Ein großer Teil der Wohnungen in Stuttgart geht unter der Hand weg. Foto: dpa/Marijan Murat

Dass Wohnungen in Stuttgart meist unter der Hand vergeben werden, haben die meisten schon am eigenen Leib erfahren. Doch eine Umfrage der Stadt für den aktuellen Mietspiegel hat ein überraschendes Ergebnis erbracht.

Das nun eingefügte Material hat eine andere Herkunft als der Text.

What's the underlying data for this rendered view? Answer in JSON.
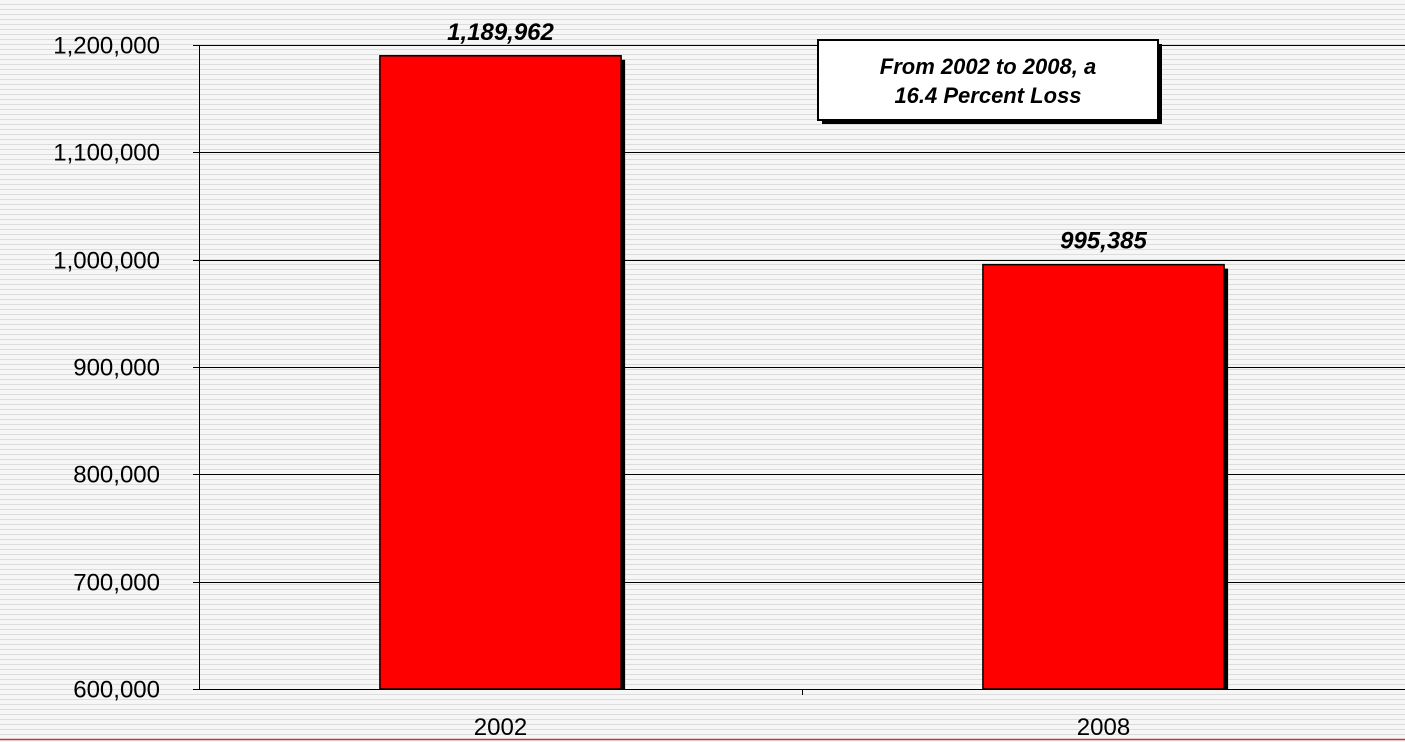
{
  "chart_data": {
    "type": "bar",
    "categories": [
      "2002",
      "2008"
    ],
    "values": [
      1189962,
      995385
    ],
    "data_labels": [
      "1,189,962",
      "995,385"
    ],
    "ylim": [
      600000,
      1200000
    ],
    "yticks": [
      600000,
      700000,
      800000,
      900000,
      1000000,
      1100000,
      1200000
    ],
    "ytick_labels": [
      "600,000",
      "700,000",
      "800,000",
      "900,000",
      "1,000,000",
      "1,100,000",
      "1,200,000"
    ],
    "annotation": {
      "line1": "From 2002 to 2008, a",
      "line2": "16.4 Percent Loss",
      "placement": "top-right"
    },
    "grid": true,
    "bar_color": "#ff0000",
    "legend": "none"
  }
}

Stuttgart - Mieter, die für die Wohnungssuche einen Makler beauftragt haben, zahlten in Stuttgart im Schnitt zuletzt weniger Miete. Das ist das Ergebnis einer Sonderauswertung im Rahmen der Befragung für den Stuttgarter Mietspiegel 2019/2020, die das Amt für Statistik jüngst veröffentlicht hat. Demnach waren die Wohnungen, die ein Makler für einen Mieter gefunden hatte, im Durchschnitt rund 20 Cent pro Quadratmeter günstiger, als Wohnungen die über private Kontakte gefunden wurden.

Warum das so ist, konnte Tobias Held vom Statistischen Amt der Stadt Stuttgart nicht genau erklären. Bei Größe und Ausstattung seien die Wohnungen im Schnitt nicht von denen abgewichen, die über private Kontakte vermittelt würden. Eine Rolle könnte die kleinräumige Lage in einem Stadtteil – also etwa die Lage an einer Hauptstraße spielen, vermutet er. Dieses Merkmal wurde so allerdings nicht abgefragt.

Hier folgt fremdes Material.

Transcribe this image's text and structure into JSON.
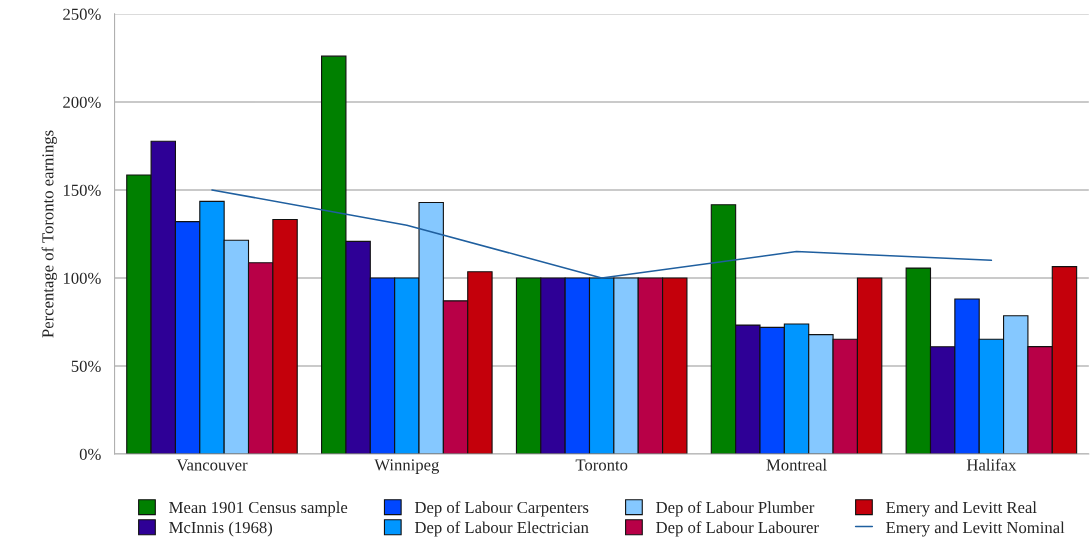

Erstmals Umfrage zu Neuvermietung

In der Umfrage für den Mietspiegel 2019/2020 im vergangenen Jahr wurde erstmals gefragt, wie ein Mieter bei einer Neuvermietung auf die Wohnung aufmerksam geworden ist. Ausgewertet wurden die Antworten von Mietern, die in den vorangegangenen zwei Jahren neue Wohnung gefunden hatten. Insgesamt sind der Umfrage zufolge 42 Prozent der Mietwohnungen, die in den zwei Jahren zuvor neu bezogen wurden, über einen Makler vermittelt worden. Bei 30 Prozent hatte der Mieter, bei 12 Prozent der Vermieter den Auftrag gegeben.

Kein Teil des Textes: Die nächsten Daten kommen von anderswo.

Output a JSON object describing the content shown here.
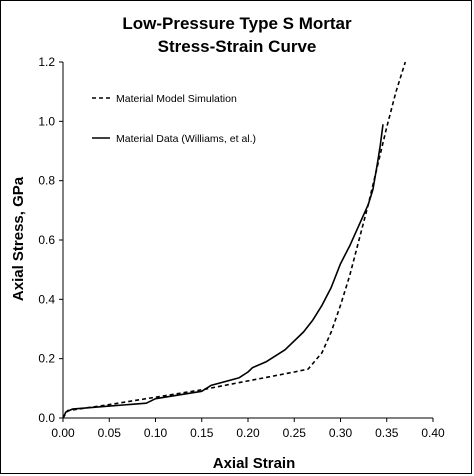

Und hier gibt es laut den Statistikern einen entscheidenden Unterschied: Wenn der Vermieter den Makler beauftragt hatte, waren die Wohnungen im Schnitt um 80 Cent pro Quadratmeter teurer als Wohnungen, in denen keiner eingeschaltet wurde. Diese Wohnungen hätten im Schnitt eine etwas bessere Ausstattung. „Offenbar beauftragen Vermieter eher für teurere Wohnungen einen Makler“, lautet der Schluss der Statistiker.

Großer Teil geht unter der Hand weg

Ein großer Teil der Wohnungen in Stuttgart wird aber ohnehin über persönliche Beziehungen vermittelt. 42 Prozent der Mieter wurden demnach über Freunde, Bekannte, Verwandte oder Kollegen auf ihre Wohnung aufmerksam oder haben ihren Vermieter direkt kontaktiert, zum Beispiel bei einem Wohnungswechsel im Haus. Die Vermieter fanden auf diesen Wegen – oder über die Empfehlung eines Vormieters – in 44 Prozent der Fälle ihre Mieter. Während 48 Prozent der Wohnungssuchenden noch über den klassischen Weg der Zeitungsannonce oder des Internetinserats fündig wurden, erreichten bei den Vermietern nur 36 Prozent ihren Mieter auf diesem Weg.